Sequoia Capital raises $195M in second seed fund to back entrepreneurs in India and Southeast Asia
Sequoia Capital India on Thursday announced the success of its second seed fund at $195 million.
According to the company, the second seed fund will be committed to backing talented entrepreneurs across India and Southeast Asia. The first seed fund was raised in 2019 at $200 million.
Through its Surge program, Sequoia provides seed capital of up to $2 million to selected startups to grow their business. The company also provides these companies with community access.
Managing Director at Sequoia Capital Rajan Anandan said quite many startups in India are expected to launch their initial public offering this year, although 2020 was the expected year. He described last year as a “tale of two halves”, with the first half being ravaged by the coronavirus pandemic and the second half, a recovery process to pre-Covid levels.

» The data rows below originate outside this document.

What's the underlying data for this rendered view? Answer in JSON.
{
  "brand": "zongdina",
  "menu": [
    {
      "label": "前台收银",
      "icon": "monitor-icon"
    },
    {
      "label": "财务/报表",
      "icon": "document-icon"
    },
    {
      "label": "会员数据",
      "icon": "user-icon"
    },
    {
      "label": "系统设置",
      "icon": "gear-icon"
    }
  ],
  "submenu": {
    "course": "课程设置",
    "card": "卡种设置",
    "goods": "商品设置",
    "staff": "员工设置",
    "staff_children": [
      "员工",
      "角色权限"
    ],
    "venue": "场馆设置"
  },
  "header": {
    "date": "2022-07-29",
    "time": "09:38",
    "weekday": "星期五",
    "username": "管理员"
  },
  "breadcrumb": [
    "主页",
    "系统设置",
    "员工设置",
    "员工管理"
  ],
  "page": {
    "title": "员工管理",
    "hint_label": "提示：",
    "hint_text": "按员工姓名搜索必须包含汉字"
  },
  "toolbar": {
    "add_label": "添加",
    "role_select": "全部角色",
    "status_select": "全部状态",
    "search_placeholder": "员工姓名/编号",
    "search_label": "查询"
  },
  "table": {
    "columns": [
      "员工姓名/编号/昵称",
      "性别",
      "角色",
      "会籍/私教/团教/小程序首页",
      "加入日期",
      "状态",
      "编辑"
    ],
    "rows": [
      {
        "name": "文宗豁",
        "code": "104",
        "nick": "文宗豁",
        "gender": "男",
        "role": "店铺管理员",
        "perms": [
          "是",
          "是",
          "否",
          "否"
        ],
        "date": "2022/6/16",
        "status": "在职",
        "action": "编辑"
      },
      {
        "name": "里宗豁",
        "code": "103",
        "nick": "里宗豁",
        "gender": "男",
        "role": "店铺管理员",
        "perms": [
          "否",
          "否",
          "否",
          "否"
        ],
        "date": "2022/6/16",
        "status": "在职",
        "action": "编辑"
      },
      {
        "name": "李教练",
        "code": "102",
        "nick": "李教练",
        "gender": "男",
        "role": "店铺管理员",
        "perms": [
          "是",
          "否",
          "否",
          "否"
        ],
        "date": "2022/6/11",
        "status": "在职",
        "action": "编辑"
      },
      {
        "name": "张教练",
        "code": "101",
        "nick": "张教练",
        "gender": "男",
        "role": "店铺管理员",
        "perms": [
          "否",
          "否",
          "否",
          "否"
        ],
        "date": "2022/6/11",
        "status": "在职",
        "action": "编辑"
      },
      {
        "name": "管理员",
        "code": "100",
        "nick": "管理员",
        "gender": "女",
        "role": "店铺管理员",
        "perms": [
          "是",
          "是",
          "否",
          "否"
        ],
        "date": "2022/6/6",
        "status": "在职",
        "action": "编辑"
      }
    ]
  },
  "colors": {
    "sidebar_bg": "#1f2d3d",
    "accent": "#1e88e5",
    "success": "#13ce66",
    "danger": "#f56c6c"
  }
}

“In the second half, we saw very, very strong recovery – driven by both the acceleration of consumer and business adoption of digital technologies as well as companies getting much more prudent with their cost structures,” Anandan said.
He is positive that 2021 is going to be a better year, compared to 2020, especially for Indian startups, as “sizeable” and “significant” IPOs begin to spring up in the startup “ecosystem.”
India currently has 39 startups, valued at more than $1 billion. These startups are commonly referred to as unicorns, according to Venture Intelligence which tracks private companies and valuations.
Sequoia Capital partner Alfred Lin in a phone interview told Fortune that the company is out on a seed-hunt, to make deals with promising startups.
“I wanted to get the word out there that we do make seed investments and that is the primary thing. It’s easy to look at [our recent] large deals and say, ‘Oh, Sequoia is doing these larger deals.’ But let’s not forget, we’ve always been in the seed business,” Lin said.
Although Indian startups suffered a great deal last year, Anandan says the industry has emerged stronger and better, ready to take on the economy. He says more focus is placed on cost structure and “extraordinary innovation”, covering a wide variety of sectors including technology, education, digital health, and financial technology.
The rise of new startups over the decade can be linked to the availability of risk capital, funds invested in high-risk projects for higher returns. They account for nearly 10% of new companies created in India each year, based on a report by Swiss investment bank Credit Suisse.
“The surge in private equity flows for Indian firms has been such that private market fund-raising has exceeded public market transactions in each year of the last decade,” said Neelkanth Mishra, co-head of Asia Pacific strategy and India equity strategist at Credit Suisse.
Anandan further explained that startups in India are presented with two opportunities: India’s growing number of internet users and the leverage of “building for the world.